By this time, Christmases were turning into busy affairs at the orbital outpost, which had reached the capability to house a full crew of up to six long-duration occupants. Noguchi’s arrival made him the first Japanese to spend Christmas in space and Italy also added its name to the tally in December 2010, when Paolo Nespoli launched aboard Soyuz TMA-20, alongside Russian cosmonaut Dmitri Kondratiev and NASA astronaut Catherine “Cady” Coleman. Upon docking, they joined incumbent Expedition 26 crew members Scott Kelly, Aleksandr Kaleri—spending his third Christmas in orbit, following previous holiday stints aboard Mir and the ISS—and Oleg Skripochka.
“The holidays are a time where we treasure being with our family and our friends,” said Coleman, in a pre-recorded Christmas message in the station’s Kibo module, as she floated alongside Kelly and Nespoli, “and we think about what we have and how much more we have than others do.” Nespoli added that from his vantage point, he saw just one planet and one world, with no borders, and his awareness of the enormity of humanity’s responsibility was clear.
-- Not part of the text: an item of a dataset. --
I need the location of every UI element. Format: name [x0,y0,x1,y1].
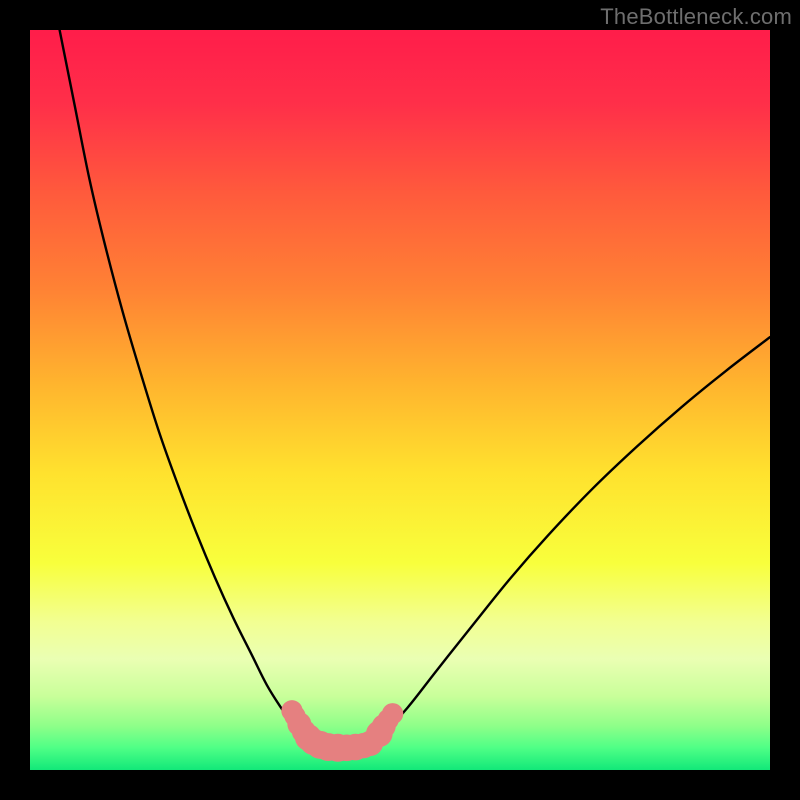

On Christmas morning, their crewmates from the Russian Orbital Segment photographed them bailing out of their sleep stations to eagerly access their gifts.
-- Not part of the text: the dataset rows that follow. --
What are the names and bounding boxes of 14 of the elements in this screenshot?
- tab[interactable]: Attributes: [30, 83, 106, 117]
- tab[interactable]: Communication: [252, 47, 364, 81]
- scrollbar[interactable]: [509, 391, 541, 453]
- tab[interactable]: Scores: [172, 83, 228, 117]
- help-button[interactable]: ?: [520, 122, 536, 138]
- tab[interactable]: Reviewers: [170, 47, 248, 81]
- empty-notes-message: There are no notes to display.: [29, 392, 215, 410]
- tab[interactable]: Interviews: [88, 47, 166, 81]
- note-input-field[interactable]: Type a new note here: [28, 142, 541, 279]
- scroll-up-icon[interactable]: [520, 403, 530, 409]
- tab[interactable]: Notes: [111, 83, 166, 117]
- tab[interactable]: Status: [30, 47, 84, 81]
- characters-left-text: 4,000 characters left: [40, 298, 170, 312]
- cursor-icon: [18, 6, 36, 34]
A year later, in 2011, NASA astronauts Dan Burbank and Don Pettit, Russian cosmonauts Anon Shkaplerov, Anatoli Ivanishin, and Oleg Kononenko and Dutchman Andre Kuipers were aboard the ISS, as the crew of Expedition 30. “My collateral damage toll,” wrote Pettit in an online NASA blog, “includes being on-orbit for two Thanksgivings, Christmas, New Year, birthdays, anniversaries, a science fair, school plays, recitals and Valentine’s Day.” With Expedition 30, he added, his damage toll was steadily rising, although he acquiesced that “with our new internet capability on space station, I can at least send flowers!” Humanity had come a long way from the tiny gifts of cufflinks and man-in-the-Moon and figure-8 tie pins from the Apollo 8 wives to their menfolk, and Pettit offered the tongue-in-cheek remark in his blog that the real essentials for surviving in the new “wilderness” of space “are not flint, steel, and powder … but your credit card number and network login.”
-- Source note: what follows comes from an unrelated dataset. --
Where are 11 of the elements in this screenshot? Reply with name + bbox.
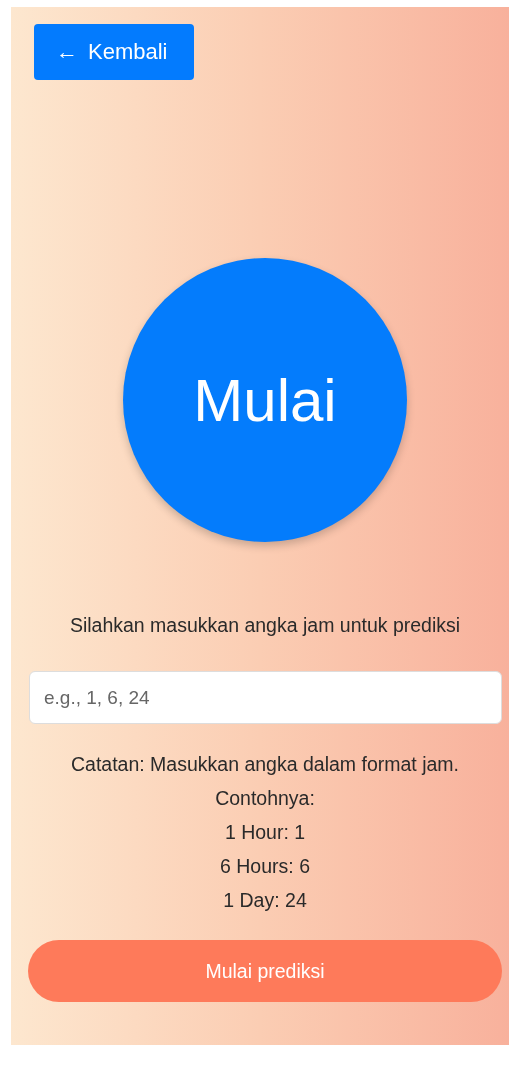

Since the dawn of the Space Age, and including the six-strong Expedition 46 team, some 92 discrete astronauts and cosmonauts have spent Christmas away from their loved ones, high above Earth. Among their number are Americans and Russians, Swiss and French, Germans and Japanese, Italians and Dutchmen—including Italy’s first female spacefarer, Samantha Cristoforetti—as well as Canadians and now a Briton. And with Scott Kelly becoming the first American to chalk up as many as three Christmases “spent off the planet,” he will join Russian cosmonauts Sergei Avdeyev, Sergei Krikalev, and Aleksandr Kaleri as the fourth member of one of the world’s most exclusive clubs, whilst 18 individuals, including NASA’s Mike Foale and Don Pettit, have spent two festive seasons in orbit.
For the combined crew of Expedition 46, Christmas Day was a time to reflect, as Expedition 26’s Cady Coleman said four years ago, upon how much more “we” have, materially, in comparison to others on our Home Planet. There will be time for them to privately speak to their families and share some of the holiday festivities. There will be time for them to open gifts and break into stockings and wear Santa hats, perhaps, and enjoy hearty (though often certainly thermostablised, rehydratable, or irradiated) Christmas fayre.